Should we swap pumpkins for pineapples – yay or nay?

Let me explain. Somewhere, someone, has decided carving pumpkins is simply not scary enough and in their opinion, a pineapple should be used to create the utmost terror.

To be honest with you, they do look quite terrifying. I’m not sure if it’s the spiky exterior or the leafy tuft which resembles someone having been electrocuted, but the carved pineapple really does resemble something supernatural.

Admittedly, the spikes may prove difficult when you’re trying to get your groove on with the carving process. I’d probably advise you to wear some gloves to avoid any Halloween-related injuries.

However, when it comes to scooping out its insides, it beats the traditional pumpkin hands down. Usually the inside of the pumpkin either gets turned into a winter soup or – like in my house – it gets chucked in the bin.

Carved Pineapple@bestproductsdotcom/Instagram

But with pineapples the possibilities are endless. Make a fruit salad, blend it into a smoothie or get the party started by making your very own piña coladas! I know what I’ll be doing…

Everything else in the carving process is exactly the same as it would be with the jack-o’-lantern equivalent.

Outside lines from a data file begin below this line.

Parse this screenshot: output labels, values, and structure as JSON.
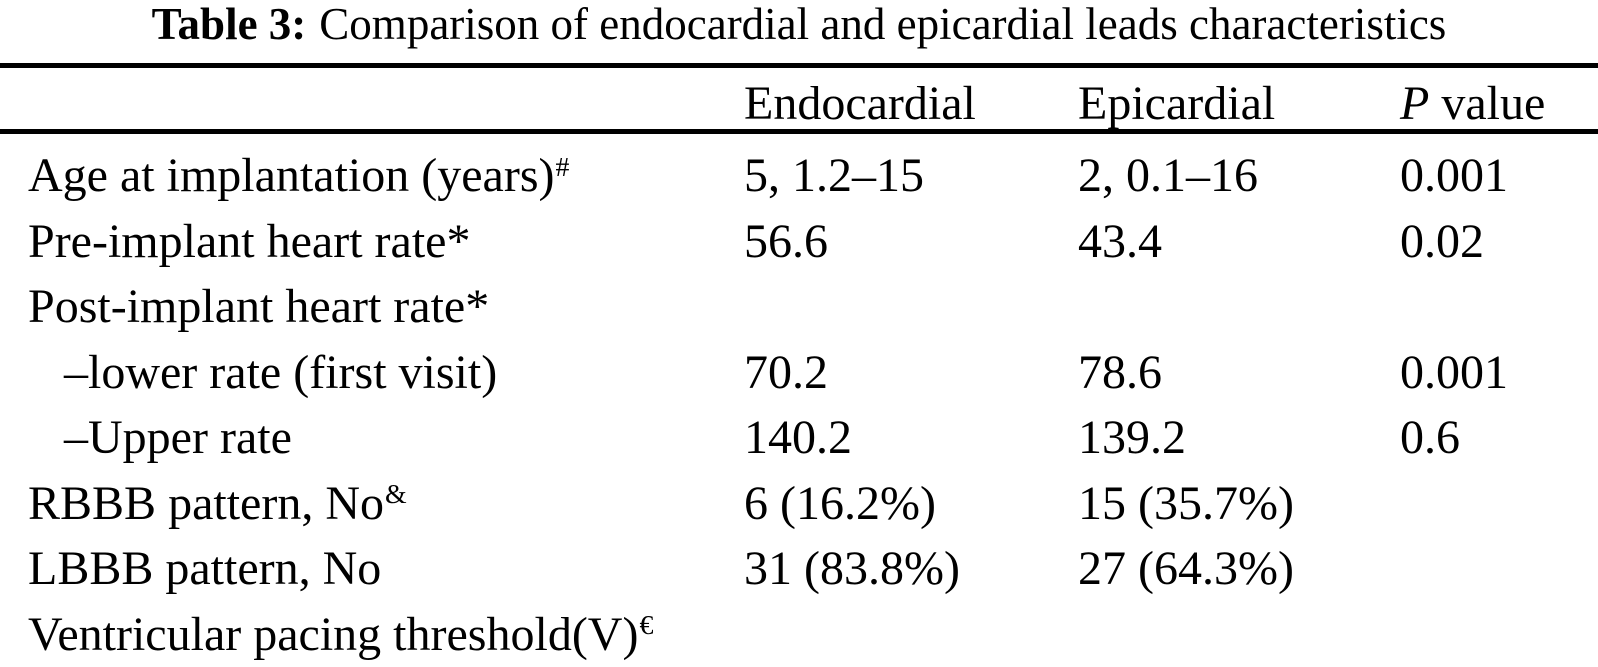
{
  "title": {
    "prefix": "Table 3:",
    "text": "Comparison of endocardial and epicardial leads characteristics"
  },
  "table": {
    "header": {
      "endocardial": "Endocardial",
      "epicardial": "Epicardial",
      "p_symbol": "P",
      "p_word": "value"
    },
    "rows": [
      {
        "label": "Age at implantation (years)",
        "sup": "#",
        "indent": false,
        "endocardial": "5, 1.2–15",
        "epicardial": "2, 0.1–16",
        "p_value": "0.001"
      },
      {
        "label": "Pre-implant heart rate*",
        "sup": "",
        "indent": false,
        "endocardial": "56.6",
        "epicardial": "43.4",
        "p_value": "0.02"
      },
      {
        "label": "Post-implant heart rate*",
        "sup": "",
        "indent": false,
        "endocardial": "",
        "epicardial": "",
        "p_value": ""
      },
      {
        "label": "–lower rate (first visit)",
        "sup": "",
        "indent": true,
        "endocardial": "70.2",
        "epicardial": "78.6",
        "p_value": "0.001"
      },
      {
        "label": "–Upper rate",
        "sup": "",
        "indent": true,
        "endocardial": "140.2",
        "epicardial": "139.2",
        "p_value": "0.6"
      },
      {
        "label": "RBBB pattern, No",
        "sup": "&",
        "indent": false,
        "endocardial": "6 (16.2%)",
        "epicardial": "15 (35.7%)",
        "p_value": ""
      },
      {
        "label": "LBBB pattern, No",
        "sup": "",
        "indent": false,
        "endocardial": "31 (83.8%)",
        "epicardial": "27 (64.3%)",
        "p_value": ""
      },
      {
        "label": "Ventricular pacing threshold(V)",
        "sup": "€",
        "indent": false,
        "endocardial": "",
        "epicardial": "",
        "p_value": ""
      }
    ]
  },
  "colors": {
    "text": "#000000",
    "background": "#ffffff",
    "rule": "#000000"
  }
}
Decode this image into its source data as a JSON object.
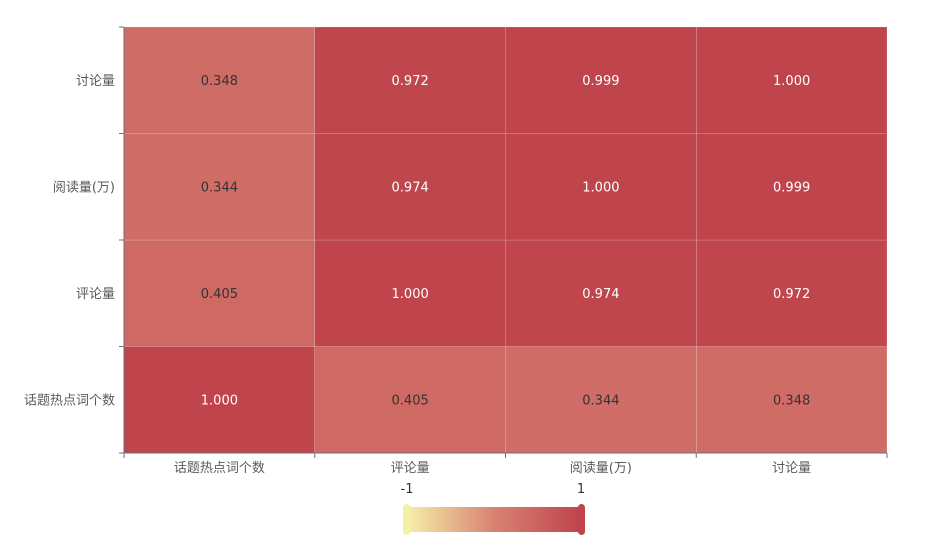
{
  "chart_data": {
    "type": "heatmap",
    "x_categories": [
      "话题热点词个数",
      "评论量",
      "阅读量(万)",
      "讨论量"
    ],
    "y_categories": [
      "话题热点词个数",
      "评论量",
      "阅读量(万)",
      "讨论量"
    ],
    "matrix": [
      [
        1.0,
        0.405,
        0.344,
        0.348
      ],
      [
        0.405,
        1.0,
        0.974,
        0.972
      ],
      [
        0.344,
        0.974,
        1.0,
        0.999
      ],
      [
        0.348,
        0.972,
        0.999,
        1.0
      ]
    ],
    "value_format": "0.000",
    "visual_map": {
      "min": -1,
      "max": 1,
      "min_label": "-1",
      "max_label": "1",
      "colors": [
        "#f6efa6",
        "#d88273",
        "#bf444c"
      ]
    },
    "grid": false
  }
}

You cut the top off, scoop out the insides and choose your spookiest face to carve into it.

Once it’s done, pop a couple of tea lights in there and voilà! Your very own spooky pineapple which you can place in the centre of your windowsill.

People have been taking to Instagram to show off their creepy creations:

As amazingly spooky as they look, there are some downsides to using the tropical fruit as a replacement pumpkin.

Whereas with a pumpkin you have full artistic license and can prepare the face in detail by drawing a design in pen before you begin carving, you cannot do this with a pineapple.

Martha Stewart says:

Due to it’s stickiness, drawing out a design on the pineapple with a marker doesn’t work that well so you will have to freehand.

Now, I don’t know about you, but carving without guidance would not end well for me. The pineapple would end up looking like it’d been butchered and I’d probably storm out of the room in a strop.

Martha also advises not to pick an overly ripe pineapple – otherwise, you would create a ‘sticky mess’ when carving, which is not ideal.

She also recommends using a pineapple corer (am I the only one who’s never heard of this?) to make the scooping process simpler. Anything to speed the process along, I guess?

Well, what are you waiting for? Happy carving people!